Re: Want to prove E=mc²? University labs should try this!

On Tue, 19 Nov 2024 9:41:32 +0000, ProkaryoticCaspaseHomolog wrote:

On Tue, 19 Nov 2024 0:13:44 +0000, rhertz wrote:

<snip>

At steady state, the absorbed power equals the input power. So the
cavity will emit IR in all directions, distorting your weight
measurements since the emitted IR carries momentum.

<snip>
The discussion was distorted when I used LIGO to cite examples of
current advancements in technology.
The proposed cavity IS NOT accumulating power, but continuously storing
energy. Quite a different story.
Grossly speaking, and with a perfect 100% reflectivity, the cavity
stores
18,000 J/Hr, or 1,296,000 Joules in 72 hours.
But, as Caltech doc. stated, 1 photon out of 5,000,000 is lost at every
reflection. So, I made calculations with photons instead. Maybe I'm
fatally wrong, but these are the numbers:
h = 6.62607E-34 J.sec
λ = 5.50E-07 m
c = 3.00E+08 m/s
E(1 photon) = 1.21E-48 Joules
5 W = 5 Joules x sec = 4.12E+48 photons x sec
Number of 3.14 mm² spots within the 5cm radius cavity = 2,500
bounces/sec in the cavity = 3.00E+09 bounces/sec
photon hits/sec in the cavity 1.37E+39
photons hit/sec x spot 5.4879643E+35
photons reflected/sec x spot 5.4879632E+35
photons lost/sec x spot 1.10E+29
energy lost/sec x spot 1.33E-19 J
energy lost/sec in the cavity 3.33E-16 J
energy lost/Hr in the cavity 1.20E-12 J
energy lost/Hr in the cavity 2.87E-13 cal/Hr
********************************************
This tiny result is quite different if I use 18,000 J/Hr stored in a
perfect cavity, and produce a loss of 2.0E-07 due to a reflectivity of
99.99998 %, which gives a loss of 0.0036 Joules/Hr = 0.00086 cal/Hr.
********************************************
Enjoy destroying the calculations with photons.
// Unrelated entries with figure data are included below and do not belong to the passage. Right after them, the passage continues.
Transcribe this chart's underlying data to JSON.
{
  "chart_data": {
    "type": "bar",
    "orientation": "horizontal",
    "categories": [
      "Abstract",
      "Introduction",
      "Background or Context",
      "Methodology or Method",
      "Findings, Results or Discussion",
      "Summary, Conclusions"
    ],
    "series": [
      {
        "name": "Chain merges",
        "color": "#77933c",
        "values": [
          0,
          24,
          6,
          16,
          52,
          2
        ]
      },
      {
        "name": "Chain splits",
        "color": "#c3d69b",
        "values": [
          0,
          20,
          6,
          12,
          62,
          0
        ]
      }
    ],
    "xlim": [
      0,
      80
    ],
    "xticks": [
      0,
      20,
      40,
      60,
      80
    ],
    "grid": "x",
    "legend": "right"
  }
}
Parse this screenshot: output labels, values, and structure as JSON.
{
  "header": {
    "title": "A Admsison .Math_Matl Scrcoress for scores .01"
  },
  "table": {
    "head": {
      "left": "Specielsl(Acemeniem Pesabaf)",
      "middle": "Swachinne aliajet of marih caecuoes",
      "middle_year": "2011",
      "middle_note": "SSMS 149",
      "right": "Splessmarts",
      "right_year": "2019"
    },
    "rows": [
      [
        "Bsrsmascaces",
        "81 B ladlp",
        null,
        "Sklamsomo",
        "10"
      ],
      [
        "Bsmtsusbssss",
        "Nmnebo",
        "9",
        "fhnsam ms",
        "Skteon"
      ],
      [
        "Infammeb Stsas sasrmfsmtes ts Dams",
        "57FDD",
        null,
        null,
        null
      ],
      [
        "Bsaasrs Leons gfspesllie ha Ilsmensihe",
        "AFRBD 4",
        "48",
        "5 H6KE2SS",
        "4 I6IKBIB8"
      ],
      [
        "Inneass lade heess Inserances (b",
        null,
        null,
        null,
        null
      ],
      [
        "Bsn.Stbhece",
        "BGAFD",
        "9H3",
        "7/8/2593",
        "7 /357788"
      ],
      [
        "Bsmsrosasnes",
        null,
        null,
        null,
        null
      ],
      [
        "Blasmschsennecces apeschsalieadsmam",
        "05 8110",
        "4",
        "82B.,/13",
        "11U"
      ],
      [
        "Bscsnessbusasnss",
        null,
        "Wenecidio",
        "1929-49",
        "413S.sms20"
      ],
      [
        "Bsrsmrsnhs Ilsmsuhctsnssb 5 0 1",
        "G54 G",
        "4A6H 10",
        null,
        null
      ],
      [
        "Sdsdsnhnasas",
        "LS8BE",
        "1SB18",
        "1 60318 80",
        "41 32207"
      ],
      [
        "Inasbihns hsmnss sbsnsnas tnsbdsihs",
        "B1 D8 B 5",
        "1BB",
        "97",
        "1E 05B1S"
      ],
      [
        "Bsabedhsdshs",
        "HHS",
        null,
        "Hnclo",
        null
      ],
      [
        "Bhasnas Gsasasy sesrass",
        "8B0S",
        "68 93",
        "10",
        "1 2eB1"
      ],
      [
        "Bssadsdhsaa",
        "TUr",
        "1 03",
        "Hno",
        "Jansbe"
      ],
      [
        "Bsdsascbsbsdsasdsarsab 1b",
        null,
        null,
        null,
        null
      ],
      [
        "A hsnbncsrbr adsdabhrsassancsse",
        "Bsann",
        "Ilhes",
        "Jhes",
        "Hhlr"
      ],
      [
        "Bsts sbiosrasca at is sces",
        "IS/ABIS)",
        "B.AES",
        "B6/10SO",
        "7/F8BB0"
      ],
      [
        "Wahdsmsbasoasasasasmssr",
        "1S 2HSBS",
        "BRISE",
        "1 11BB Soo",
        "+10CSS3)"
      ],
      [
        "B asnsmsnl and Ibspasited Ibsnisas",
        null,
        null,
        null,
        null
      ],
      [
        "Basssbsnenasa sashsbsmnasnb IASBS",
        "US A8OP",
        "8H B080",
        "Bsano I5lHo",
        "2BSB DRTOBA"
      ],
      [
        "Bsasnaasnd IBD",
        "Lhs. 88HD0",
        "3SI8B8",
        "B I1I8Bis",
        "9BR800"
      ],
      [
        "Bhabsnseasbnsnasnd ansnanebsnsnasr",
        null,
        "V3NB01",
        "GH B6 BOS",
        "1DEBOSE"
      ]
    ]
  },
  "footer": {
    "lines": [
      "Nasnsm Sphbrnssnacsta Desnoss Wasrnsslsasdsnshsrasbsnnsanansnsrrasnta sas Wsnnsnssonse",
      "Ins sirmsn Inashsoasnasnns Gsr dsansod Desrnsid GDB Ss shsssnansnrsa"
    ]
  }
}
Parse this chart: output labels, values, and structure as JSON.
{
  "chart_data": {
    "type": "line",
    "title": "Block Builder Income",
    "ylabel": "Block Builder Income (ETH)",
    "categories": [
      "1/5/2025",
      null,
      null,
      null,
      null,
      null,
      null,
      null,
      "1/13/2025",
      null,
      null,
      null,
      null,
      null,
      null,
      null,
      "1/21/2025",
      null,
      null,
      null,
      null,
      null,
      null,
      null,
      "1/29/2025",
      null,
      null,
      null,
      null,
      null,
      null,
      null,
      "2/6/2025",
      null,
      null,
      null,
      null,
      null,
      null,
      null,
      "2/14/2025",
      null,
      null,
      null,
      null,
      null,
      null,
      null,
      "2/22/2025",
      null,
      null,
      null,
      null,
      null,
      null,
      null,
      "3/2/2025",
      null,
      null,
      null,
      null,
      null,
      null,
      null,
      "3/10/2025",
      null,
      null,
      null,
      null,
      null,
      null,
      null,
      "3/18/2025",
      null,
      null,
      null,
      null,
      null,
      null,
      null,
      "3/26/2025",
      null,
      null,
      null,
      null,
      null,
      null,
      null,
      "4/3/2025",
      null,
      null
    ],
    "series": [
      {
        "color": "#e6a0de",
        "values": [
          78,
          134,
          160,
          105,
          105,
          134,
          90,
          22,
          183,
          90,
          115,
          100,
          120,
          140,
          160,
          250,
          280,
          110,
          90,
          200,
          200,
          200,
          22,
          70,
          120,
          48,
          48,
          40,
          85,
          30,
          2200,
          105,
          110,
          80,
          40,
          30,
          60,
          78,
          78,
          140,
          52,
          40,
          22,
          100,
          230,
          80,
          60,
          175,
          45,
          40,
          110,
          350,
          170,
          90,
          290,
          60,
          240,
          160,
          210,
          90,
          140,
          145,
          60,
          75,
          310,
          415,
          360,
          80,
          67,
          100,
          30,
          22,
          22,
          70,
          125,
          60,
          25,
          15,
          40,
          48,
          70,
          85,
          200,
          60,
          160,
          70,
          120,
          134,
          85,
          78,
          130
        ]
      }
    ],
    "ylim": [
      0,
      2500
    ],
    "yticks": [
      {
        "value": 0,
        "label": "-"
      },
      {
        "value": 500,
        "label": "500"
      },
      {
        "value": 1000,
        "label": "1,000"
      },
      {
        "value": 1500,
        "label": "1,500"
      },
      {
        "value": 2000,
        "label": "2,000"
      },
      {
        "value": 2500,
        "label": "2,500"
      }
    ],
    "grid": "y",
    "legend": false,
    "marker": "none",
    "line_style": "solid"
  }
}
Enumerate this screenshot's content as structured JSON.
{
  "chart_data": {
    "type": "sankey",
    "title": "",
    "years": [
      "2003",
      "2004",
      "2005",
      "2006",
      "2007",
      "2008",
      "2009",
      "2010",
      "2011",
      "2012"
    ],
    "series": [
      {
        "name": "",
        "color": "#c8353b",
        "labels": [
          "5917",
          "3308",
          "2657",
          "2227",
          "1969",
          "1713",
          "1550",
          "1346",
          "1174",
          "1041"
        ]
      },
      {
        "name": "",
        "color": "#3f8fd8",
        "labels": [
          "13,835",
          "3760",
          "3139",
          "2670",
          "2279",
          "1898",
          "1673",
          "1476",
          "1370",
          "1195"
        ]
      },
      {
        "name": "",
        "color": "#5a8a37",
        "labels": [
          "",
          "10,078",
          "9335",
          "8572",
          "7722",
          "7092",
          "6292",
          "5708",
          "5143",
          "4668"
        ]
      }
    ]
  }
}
The heat generated seems
to be extremely low for my taste.
I don't know if I made a huge mistake in the first part. The second part
(18,000 J/Hr) surely is wrong.
Finally, don't forget that the cavity should increase the number of
photons inside at a rate of 1,48E+52 photons/Hr.
Not all of them suffer 3.00E+09 bounces/sec. The new wave of photons/sec
should have a discount in the number of hits/sec (or hour), so not all
of them are affected by the same loss in 72 hours.